Die Komponentenwirkungsgrade von Triebwerkskomponenten nähern sich stetig technologisch bedingten Grenzen an. Höhere Wirkungsgradklassen lassen sich nur durch die Einführung neuartiger, revolutionärer Technologien erreichen, welche im Verbundvorhaben TREVAP analysiert werden. Dabei werden bisher nicht näher betrachtete technische Lösungen für zukünftige Turboflugtriebwerke mit neuartigen Kreisprozessen, die durch pulsierende Verbrennungszyklen charakterisiert sind, untersucht und bewertet. Vor allem drucksteigernde Verbrennungskonzepte nehmen in diesem Forschungsvorhaben eine besondere Rolle ein.

Im Zusammenhang mit drucksteigernden Verbrennungsmethoden, sind zwei technologische Konzepte hervorzuheben: Pulsed Detonation Engines (PDE), die auf einem Druckaufbau durch detonationsartige Verbrennungsprozesse basieren und Wave Rotor Combustion Rigs (WRCR), bei denen rotierende Brennräume periodisch Heißgas an die Turbine abgeben. Beide Konzepte haben eine instationäre aero-thermale Beaufschlagung der stromab liegenden Turbine zur Folge. Die Auswirkungen auf die Aerodynamik konventioneller Turbinen sind hierbei noch weitgehend unerforscht.

Der Verbundpartner TU Darmstadt, bzw. das Fachgebiet Gasturbinen, Luft- und Raumfahrtantriebe, verfolgt innerhalb von TREVAP unter anderem das Ziel, die Auswirkung instationärer Einströmrandbedingungen auf die Verlustmechanismen in Turbinenstufen zu analysieren. Dabei sollen prinzipielle Schwachstellen und Potenziale aktueller Turbinengeometrien vor dem Hintergrund instationärer Zuströmung aufzeigt werden. Im Fokus stehen hierbei auch die Auswirkung auf die thermale Auslegung und das Kühlkonzept der Turbine.

Forschungsvorhaben: Luftfahrtforschungsprogramm 5 (LuFo 5) Tranche 2

Verdichteraeroelastik

Der Verdichter ist in einem modernen Triebwerk für ungefähr 50% des Gewichts verantwortlich und nimmt ca. 50% des Bauraums ein. Die Gewichtsreduktion ist daher ein zentrales Ziel in der Entwicklung fortschrittlicher Triebwerksverdichter.
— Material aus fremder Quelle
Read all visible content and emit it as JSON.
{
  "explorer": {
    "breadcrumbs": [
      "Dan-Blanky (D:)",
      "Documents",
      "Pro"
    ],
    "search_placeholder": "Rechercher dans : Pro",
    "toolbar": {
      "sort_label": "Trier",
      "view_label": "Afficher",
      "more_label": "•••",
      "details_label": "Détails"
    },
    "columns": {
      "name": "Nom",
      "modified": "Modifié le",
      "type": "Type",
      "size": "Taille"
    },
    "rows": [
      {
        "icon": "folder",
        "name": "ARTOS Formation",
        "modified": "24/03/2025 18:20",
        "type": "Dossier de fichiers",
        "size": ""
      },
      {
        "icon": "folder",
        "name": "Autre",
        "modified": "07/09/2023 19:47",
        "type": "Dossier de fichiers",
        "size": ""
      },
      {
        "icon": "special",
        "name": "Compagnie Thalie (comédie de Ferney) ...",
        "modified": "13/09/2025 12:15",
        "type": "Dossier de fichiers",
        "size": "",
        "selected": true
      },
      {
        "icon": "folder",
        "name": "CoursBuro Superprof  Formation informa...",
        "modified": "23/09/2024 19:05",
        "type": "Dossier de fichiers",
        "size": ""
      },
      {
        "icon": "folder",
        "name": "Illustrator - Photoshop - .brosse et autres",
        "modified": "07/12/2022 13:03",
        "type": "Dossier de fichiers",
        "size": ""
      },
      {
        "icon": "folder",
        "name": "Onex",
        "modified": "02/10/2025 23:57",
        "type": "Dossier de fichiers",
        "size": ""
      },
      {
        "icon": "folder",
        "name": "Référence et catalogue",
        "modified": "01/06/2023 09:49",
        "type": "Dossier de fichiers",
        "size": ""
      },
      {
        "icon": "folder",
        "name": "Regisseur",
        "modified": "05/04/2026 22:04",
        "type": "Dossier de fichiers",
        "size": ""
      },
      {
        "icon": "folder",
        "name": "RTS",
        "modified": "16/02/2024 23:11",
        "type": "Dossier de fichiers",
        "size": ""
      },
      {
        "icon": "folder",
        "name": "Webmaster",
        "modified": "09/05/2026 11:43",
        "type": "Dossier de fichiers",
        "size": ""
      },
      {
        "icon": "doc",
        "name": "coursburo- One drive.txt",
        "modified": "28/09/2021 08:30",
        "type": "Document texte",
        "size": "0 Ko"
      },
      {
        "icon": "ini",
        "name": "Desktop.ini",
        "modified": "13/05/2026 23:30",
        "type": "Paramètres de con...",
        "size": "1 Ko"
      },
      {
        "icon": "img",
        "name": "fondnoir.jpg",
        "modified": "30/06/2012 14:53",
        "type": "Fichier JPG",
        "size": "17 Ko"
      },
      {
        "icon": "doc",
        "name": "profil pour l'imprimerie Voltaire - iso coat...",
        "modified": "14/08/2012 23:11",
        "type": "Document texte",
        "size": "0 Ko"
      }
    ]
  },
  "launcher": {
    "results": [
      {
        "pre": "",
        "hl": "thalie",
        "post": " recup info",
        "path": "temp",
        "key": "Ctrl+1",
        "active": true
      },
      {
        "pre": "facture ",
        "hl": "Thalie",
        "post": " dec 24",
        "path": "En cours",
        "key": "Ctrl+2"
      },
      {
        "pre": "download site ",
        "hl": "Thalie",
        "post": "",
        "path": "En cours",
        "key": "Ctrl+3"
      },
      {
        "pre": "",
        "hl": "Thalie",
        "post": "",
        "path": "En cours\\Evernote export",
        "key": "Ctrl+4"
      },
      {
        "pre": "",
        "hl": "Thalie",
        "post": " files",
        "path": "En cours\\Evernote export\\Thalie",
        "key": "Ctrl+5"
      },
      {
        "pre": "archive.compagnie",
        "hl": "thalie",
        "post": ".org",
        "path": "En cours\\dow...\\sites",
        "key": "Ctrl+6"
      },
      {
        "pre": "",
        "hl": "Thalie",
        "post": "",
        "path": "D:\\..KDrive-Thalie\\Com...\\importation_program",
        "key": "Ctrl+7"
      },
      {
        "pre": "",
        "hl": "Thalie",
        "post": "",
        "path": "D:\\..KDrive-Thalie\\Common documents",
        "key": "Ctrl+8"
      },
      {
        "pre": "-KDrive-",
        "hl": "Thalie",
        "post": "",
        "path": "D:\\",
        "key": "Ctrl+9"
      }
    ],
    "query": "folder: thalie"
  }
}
Aus diesem Grund ergeben sich die folgenden Designtrends:

• Aerodynamisch hoch belastete Schaufeln zur Reduktion der Stufenanzahl bzw. der Schaufelanzahl.

• BLISK-Bauweise für Verdichterrotoren (Schaufeln und Scheibe sind als ein integrales Bauteil ausgeführt)

Aufgrund der hohen aerodynamische Belastung und des Wegfalls von Reibungsflächen durch BLISK-Bauweise ergibt sich eine erhöhte Schwingungsanfälligkeit des Verdichters. Besonders kritisch sind dabei selbsterregte Schaufelschwingungen, da sie unerwartet aus einer Interaktion der Schaufelvibration mit der Strömung entstehen können. Dabei haben sie das Potenzial in kürzester Zeit hohe Schwingungsamplituden hervorzurufen, was im Extremfall zu einem mechanischen Versagen der Schaufeln führt.

Am Fachgebiet Gasturbinen, Luft- und Raumfahrtantriebe werden aus diesem Grund neueste Simulationswerkzeuge zur Forschung im Bereich Verdichteraeroelastik eingesetzt. Die Untersuchungen finden in enger Zusammenarbeit mit den experimentellen Arbeiten am Fachgebiet statt. Ziele der Vorhaben sind:

• Verständnis von Mechanismen welche zum Entstehen selbsterregter Schaufelschwinungen führen.

• Untersuchung von Maßnahmen zur aeroelastischen Stabilisierung.